Paes got into the team after a host of pull-outs, including of doubles specialist Rohan Bopanna and non-playing captain Mahesh Bhupathi. His absence from the national team has led to an introspection.

“After next year, I am not so sure about that. I feel we need to nurture the next generation,” the 18-time Grand Slam winner said, but promising to be “the best I can be, when I’m called to play”.

He insisted his duty to his country and the unbearable thought of India getting relegated in the Davis Cup rungs for forfeiting the tie compelled him to agree to play in Islamabad.

“Had we forfeited the tie then for the next three to four years we would be relegated to a zonal group and would have to fight our way up,” the former World No. 1 said.

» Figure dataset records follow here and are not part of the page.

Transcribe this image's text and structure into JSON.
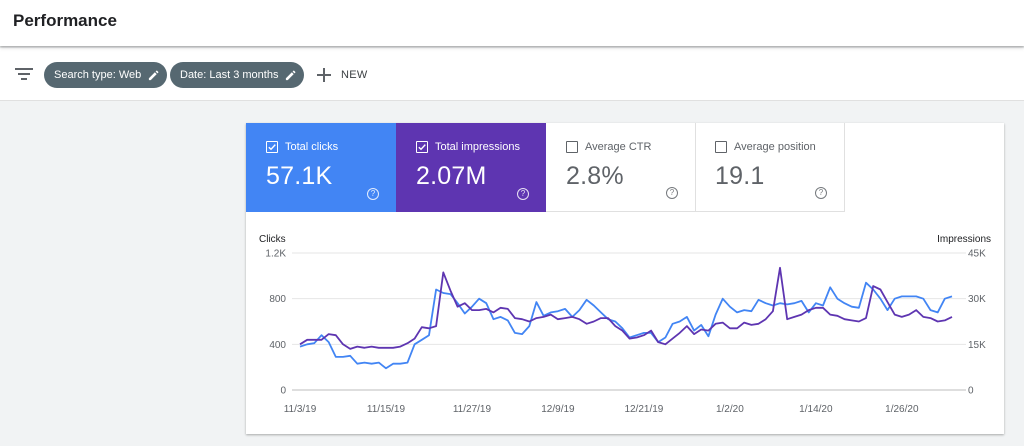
{
  "header": {
    "title": "Performance"
  },
  "filters": {
    "filter_icon": "filter-list-icon",
    "chips": [
      {
        "label": "Search type: Web",
        "icon": "edit-pencil-icon"
      },
      {
        "label": "Date: Last 3 months",
        "icon": "edit-pencil-icon"
      }
    ],
    "new_label": "NEW",
    "chip_color": "#566871"
  },
  "metrics": [
    {
      "label": "Total clicks",
      "value": "57.1K",
      "checked": true,
      "color": "#4285f4"
    },
    {
      "label": "Total impressions",
      "value": "2.07M",
      "checked": true,
      "color": "#5e35b1"
    },
    {
      "label": "Average CTR",
      "value": "2.8%",
      "checked": false
    },
    {
      "label": "Average position",
      "value": "19.1",
      "checked": false
    }
  ],
  "help_glyph": "?",
  "chart_data": {
    "type": "line",
    "left_axis_title": "Clicks",
    "right_axis_title": "Impressions",
    "left_ticks": [
      "0",
      "400",
      "800",
      "1.2K"
    ],
    "right_ticks": [
      "0",
      "15K",
      "30K",
      "45K"
    ],
    "left_ylim": [
      0,
      1200
    ],
    "right_ylim": [
      0,
      45000
    ],
    "x_tick_labels": [
      "11/3/19",
      "11/15/19",
      "11/27/19",
      "12/9/19",
      "12/21/19",
      "1/2/20",
      "1/14/20",
      "1/26/20"
    ],
    "x_tick_index": [
      0,
      12,
      24,
      36,
      48,
      60,
      72,
      84
    ],
    "grid": true,
    "series": [
      {
        "name": "Clicks",
        "axis": "left",
        "color": "#4285f4",
        "values": [
          380,
          400,
          410,
          480,
          420,
          290,
          290,
          300,
          230,
          240,
          230,
          240,
          190,
          230,
          230,
          240,
          400,
          440,
          480,
          880,
          850,
          840,
          760,
          670,
          730,
          800,
          760,
          620,
          640,
          610,
          500,
          490,
          560,
          770,
          650,
          680,
          690,
          710,
          640,
          700,
          790,
          740,
          680,
          620,
          600,
          540,
          460,
          480,
          500,
          500,
          420,
          460,
          580,
          600,
          640,
          520,
          570,
          470,
          660,
          800,
          730,
          680,
          700,
          690,
          790,
          760,
          740,
          760,
          750,
          760,
          780,
          680,
          760,
          740,
          900,
          800,
          760,
          730,
          720,
          940,
          880,
          800,
          700,
          800,
          820,
          820,
          820,
          800,
          700,
          680,
          800,
          820
        ]
      },
      {
        "name": "Impressions",
        "axis": "left",
        "color": "#5e35b1",
        "values": [
          400,
          440,
          440,
          440,
          490,
          480,
          400,
          360,
          380,
          370,
          380,
          370,
          370,
          370,
          380,
          410,
          450,
          550,
          540,
          560,
          1030,
          870,
          730,
          760,
          700,
          700,
          710,
          680,
          720,
          710,
          630,
          620,
          600,
          630,
          640,
          660,
          620,
          630,
          640,
          620,
          580,
          600,
          630,
          630,
          560,
          520,
          450,
          460,
          480,
          520,
          420,
          400,
          450,
          500,
          560,
          490,
          530,
          520,
          580,
          590,
          540,
          540,
          590,
          570,
          580,
          620,
          690,
          1070,
          620,
          640,
          660,
          700,
          720,
          720,
          660,
          650,
          620,
          610,
          600,
          630,
          910,
          880,
          770,
          660,
          640,
          660,
          700,
          640,
          630,
          600,
          610,
          640
        ]
      }
    ]
  }
}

“None of us have put 30 years to see that happen. The last time that happened was in 1974 when India was to play South Africa.”

“I would have definitely gone to Islamabad, I would have enjoyed going there to play for the country and winning.”

While shifting the tie to Nur-Sultan by the International Tennis Federation (ITF) ended security fears, it’s the freezing conditions of -31 ° Celsius in the Kazak city that was trickier for the Indians to overcome, not so much the opponents.

“Though we played indoors, the conditions were challenging. I never played in such cold conditions before,” the son of illustrious athletes, hockey star father Vece and basketball stalwart Jennifer, said.

Content with his achievements, Paes is now willing to see life off the court but not necessarily away from tennis, having bought a stake in Tennis Premier League’s (TPL) Mumbai Leon Army franchise.

“A dream of mine is to coach and train and nurture youngsters to win Olympic medals, to win Wimbledon,” the Rajiv Khel Ratna awardee said.

His mind might be bracing up for new pastures but physically he remains in top shape. A ‘fireball’ as Rajpal described, “the way he energises juniors, his tricks on the court”.

“With the new three set matches in Davis Cup, physically it is not that exhausting,” the 1996 Atlanta Olympics bronze medallist stated.

So what makes Paes still so valuable for India?

“Experience. Having played the amount of Davis Cup matches that he has played and won. No matter where we go and which team we play, all players, and they don’t have to be Indians, look up to him,” Ali said.

Experience is what India would require in abundance when India face Croatia in March. Paes knows a thing or two about beating the odds, memorably winning against Goran Ivanisevic in the last singles to help India edge Croatia 3-2 in 1995 in Delhi.